Just the fact that I’m writing this blog suggests that talking to your GP may not be straightforward. If you have a GP you like and have trust in then the two of you are obviously doing very well already! But if not, then let’s think about what would help. I was a GP for 23 years, and during that time developed interest and experience in dermatology. I now work in specialist skin clinics. I’m hoping I can help you to help your GP give you great care.
Your GP needs to understand what it is like for you to live in your skin. If your skin is causing you a problem, it’s your GP’s job to work with you to find a solution. It can help to take a good friend or relative with you, someone who can act as another pair of ears to listen to the GP’s advice, and can maybe tell the GP their experience of how your skin problem affects you. Don’t worry how long all this will take, as the ten minutes typically allotted for each patient is only an average, and the GP will be skilled at giving each patient the time they need. Let the GP be the one to worry about time.
It is common for someone with eczema or psoriasis to feel that they’re not in control of their skin, but their skin’s in control of them. It may be that your sleep is affected by itching. Self-confidence may be low because your skin problem’s affecting areas that others can see, such as your face or hands. Your skin may be painful, and symptoms preventing you doing things at home or at work. You may feel that you don’t understand how to use products that have been prescribed for you. You may be feeling very low, or anxious, or unable to cope. Don’t play down how much your skin affects you; eczema or psoriasis is never ‘just’ a skin problem.

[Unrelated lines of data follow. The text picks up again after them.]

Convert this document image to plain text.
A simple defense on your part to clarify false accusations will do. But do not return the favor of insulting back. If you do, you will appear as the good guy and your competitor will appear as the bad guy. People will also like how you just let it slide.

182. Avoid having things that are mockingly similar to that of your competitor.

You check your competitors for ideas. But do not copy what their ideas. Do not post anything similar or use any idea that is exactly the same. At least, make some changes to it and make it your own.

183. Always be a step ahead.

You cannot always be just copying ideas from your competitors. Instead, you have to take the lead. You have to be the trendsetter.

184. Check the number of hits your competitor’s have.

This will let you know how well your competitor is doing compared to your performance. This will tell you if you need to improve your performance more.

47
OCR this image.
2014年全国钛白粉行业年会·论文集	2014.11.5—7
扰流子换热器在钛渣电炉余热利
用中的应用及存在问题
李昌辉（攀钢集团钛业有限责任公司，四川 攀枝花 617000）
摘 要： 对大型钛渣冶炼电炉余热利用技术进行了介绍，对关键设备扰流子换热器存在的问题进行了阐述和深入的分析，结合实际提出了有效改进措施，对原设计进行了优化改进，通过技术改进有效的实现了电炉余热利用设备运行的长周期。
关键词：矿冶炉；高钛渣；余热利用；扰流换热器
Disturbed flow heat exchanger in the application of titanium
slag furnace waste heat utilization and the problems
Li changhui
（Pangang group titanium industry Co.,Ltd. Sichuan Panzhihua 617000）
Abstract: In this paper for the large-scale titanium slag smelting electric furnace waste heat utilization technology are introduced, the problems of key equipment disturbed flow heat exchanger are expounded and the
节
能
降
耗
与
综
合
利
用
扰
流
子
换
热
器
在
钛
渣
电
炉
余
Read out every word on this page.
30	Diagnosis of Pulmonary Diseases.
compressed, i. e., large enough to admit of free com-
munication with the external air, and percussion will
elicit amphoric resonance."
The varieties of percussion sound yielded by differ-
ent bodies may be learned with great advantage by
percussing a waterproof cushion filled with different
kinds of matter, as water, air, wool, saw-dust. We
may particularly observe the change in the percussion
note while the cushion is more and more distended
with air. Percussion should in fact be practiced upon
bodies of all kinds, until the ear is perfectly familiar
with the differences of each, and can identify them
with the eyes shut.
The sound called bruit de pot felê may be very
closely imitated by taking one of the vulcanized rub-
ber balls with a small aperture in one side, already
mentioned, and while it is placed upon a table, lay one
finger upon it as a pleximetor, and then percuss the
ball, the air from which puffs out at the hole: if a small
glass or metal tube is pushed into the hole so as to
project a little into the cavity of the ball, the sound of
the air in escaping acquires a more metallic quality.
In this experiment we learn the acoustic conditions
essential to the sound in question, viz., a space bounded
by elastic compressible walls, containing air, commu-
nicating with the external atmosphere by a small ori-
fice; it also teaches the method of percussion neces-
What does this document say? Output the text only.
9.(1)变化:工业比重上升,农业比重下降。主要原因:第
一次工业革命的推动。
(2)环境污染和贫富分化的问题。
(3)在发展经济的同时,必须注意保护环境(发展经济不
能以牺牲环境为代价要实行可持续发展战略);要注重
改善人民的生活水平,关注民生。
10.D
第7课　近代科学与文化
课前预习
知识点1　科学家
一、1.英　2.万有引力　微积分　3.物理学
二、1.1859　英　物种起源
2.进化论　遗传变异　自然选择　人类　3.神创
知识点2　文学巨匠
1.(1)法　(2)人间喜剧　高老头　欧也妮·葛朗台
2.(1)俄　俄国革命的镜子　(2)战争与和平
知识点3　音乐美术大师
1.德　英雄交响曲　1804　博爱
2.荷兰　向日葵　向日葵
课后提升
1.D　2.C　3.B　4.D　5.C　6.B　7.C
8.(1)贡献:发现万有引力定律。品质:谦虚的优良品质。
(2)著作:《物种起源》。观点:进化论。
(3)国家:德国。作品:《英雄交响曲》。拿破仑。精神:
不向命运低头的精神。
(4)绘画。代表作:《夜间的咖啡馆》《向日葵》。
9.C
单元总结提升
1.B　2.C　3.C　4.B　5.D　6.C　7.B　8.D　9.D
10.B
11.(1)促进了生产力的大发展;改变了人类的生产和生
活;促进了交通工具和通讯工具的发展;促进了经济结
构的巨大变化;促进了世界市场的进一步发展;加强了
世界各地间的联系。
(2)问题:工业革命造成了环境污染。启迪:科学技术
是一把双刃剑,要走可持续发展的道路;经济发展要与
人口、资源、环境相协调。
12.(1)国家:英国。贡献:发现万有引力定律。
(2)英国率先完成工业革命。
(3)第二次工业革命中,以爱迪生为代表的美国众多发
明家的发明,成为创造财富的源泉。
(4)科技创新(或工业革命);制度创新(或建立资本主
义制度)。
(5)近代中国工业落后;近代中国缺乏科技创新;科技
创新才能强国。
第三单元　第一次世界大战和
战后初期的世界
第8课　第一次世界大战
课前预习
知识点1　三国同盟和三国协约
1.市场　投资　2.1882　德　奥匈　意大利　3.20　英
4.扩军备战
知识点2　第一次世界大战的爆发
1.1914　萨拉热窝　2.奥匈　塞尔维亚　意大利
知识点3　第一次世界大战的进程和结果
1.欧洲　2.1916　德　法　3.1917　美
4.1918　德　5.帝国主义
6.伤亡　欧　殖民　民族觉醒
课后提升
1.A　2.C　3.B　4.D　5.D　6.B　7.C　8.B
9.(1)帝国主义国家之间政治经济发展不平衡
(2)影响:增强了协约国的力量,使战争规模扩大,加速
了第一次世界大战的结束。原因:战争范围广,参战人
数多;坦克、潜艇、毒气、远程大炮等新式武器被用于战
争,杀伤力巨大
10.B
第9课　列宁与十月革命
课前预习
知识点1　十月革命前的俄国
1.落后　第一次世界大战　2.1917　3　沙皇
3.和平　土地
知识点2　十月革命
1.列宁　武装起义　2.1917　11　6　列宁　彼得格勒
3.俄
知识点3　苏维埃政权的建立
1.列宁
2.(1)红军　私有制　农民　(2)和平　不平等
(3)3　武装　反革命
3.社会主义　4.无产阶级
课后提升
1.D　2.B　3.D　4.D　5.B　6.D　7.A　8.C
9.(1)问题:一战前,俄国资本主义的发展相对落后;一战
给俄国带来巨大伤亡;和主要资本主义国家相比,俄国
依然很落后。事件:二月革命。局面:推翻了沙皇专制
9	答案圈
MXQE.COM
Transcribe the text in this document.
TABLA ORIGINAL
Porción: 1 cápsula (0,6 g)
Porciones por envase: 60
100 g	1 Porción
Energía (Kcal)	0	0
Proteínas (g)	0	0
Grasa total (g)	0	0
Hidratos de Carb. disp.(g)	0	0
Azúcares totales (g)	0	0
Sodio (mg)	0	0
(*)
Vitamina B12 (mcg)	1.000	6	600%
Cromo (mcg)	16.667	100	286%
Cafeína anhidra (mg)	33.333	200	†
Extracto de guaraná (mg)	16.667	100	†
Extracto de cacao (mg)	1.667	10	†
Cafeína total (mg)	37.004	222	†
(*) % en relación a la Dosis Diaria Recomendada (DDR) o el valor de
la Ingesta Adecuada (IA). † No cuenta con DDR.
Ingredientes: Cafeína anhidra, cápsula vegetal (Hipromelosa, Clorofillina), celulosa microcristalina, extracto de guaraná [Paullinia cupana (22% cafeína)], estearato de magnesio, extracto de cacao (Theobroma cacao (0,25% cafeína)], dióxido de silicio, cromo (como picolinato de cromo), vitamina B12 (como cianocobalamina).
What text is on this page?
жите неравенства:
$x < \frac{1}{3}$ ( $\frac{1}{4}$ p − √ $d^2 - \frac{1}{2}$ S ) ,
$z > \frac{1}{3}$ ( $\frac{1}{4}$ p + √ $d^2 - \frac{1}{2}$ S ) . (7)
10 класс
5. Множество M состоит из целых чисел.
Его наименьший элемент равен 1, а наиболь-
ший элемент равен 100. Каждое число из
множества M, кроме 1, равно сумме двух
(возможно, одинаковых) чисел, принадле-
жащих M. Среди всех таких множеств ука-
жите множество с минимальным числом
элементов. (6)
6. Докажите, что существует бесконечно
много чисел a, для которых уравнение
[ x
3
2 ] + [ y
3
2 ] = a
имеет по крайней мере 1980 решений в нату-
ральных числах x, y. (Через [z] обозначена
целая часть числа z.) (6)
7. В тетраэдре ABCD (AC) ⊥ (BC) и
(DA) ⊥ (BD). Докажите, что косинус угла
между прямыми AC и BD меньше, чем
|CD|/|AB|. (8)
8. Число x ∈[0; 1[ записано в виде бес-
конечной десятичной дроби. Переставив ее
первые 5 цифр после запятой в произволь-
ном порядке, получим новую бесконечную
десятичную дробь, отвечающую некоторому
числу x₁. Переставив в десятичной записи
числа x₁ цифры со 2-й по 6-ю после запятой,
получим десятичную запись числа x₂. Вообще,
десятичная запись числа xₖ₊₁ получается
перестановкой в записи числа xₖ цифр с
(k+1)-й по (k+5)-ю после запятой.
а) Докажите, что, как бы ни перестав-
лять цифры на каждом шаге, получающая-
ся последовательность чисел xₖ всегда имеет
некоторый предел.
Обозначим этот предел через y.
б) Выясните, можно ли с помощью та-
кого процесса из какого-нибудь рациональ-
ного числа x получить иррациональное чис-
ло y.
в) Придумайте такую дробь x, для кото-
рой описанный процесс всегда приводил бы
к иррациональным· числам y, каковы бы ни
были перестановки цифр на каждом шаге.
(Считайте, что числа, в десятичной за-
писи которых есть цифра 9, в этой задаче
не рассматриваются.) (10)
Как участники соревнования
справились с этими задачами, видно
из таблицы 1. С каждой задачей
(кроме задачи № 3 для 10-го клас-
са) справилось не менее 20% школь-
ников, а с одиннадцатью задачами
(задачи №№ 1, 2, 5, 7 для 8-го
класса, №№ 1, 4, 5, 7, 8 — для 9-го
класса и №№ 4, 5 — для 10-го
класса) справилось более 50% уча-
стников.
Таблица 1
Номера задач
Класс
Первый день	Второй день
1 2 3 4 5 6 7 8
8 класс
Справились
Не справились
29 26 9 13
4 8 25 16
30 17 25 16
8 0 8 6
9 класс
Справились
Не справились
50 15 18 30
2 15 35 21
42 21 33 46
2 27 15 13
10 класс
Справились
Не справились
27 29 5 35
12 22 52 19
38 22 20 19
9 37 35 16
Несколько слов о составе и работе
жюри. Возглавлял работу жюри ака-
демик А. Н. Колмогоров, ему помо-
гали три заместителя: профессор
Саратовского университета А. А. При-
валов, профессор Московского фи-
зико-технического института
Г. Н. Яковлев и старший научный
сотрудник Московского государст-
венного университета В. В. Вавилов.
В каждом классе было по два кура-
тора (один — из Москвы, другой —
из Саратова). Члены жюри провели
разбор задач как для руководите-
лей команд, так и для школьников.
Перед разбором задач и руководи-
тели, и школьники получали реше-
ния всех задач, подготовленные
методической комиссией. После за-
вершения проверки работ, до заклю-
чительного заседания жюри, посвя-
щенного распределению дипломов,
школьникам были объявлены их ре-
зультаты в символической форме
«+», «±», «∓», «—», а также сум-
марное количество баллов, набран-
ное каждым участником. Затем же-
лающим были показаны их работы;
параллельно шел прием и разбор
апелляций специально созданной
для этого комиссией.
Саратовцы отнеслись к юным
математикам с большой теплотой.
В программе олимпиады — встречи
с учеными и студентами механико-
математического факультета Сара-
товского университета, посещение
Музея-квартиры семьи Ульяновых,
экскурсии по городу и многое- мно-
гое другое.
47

Take all your skin treatments with you, in a bag, or take a written list. This means the ones you get on prescription, and also ones you’ve bought yourself or borrowed from friends and family. Say which creams and ointments you like using, and any you don’t. Say if you are finding that the quantity of a cream or ointment that you get on a repeat prescription isn’t lasting long, as it’s reasonable to expect an item to last you at least one month. It’s OK to ask for several pots of products that you need to use in different places, for example a wash-cream for both home and work.
After hearing your story, and asking you questions, the GP should examine all the areas of the body that are affected. Do tell the GP if your skin problem affects ‘embarrassing’ areas, such as in the genital area or near the back passage. You can say if you’d rather not be examined, but it helps the GP to do so. Delicate areas of the body often need milder treatments than tougher areas of the body such as arms and legs.
Your GP may suggest treatment that involves several different creams and/or ointments. Make sure you’re clear about the order in which to apply them, and to which areas of the body. It’s OK to write this down while you’re with the GP, but better still if the GP gives you a written plan. Ask how soon you should expect an improvement, and when you should see the GP again for a review. Book that appointment before you leave the surgery, with the same GP if possible, if you found them helpful.
My final advice is to request to be referred to a specialist clinic if you still don’t feel able to manage your skin problem as well as you would like. If necessary, a new referral to a new clinic, if a previous referral didn’t help. And when you find the GP and/or specialist who helps put you back in control of your skin, tell them, as you’ll make their day too!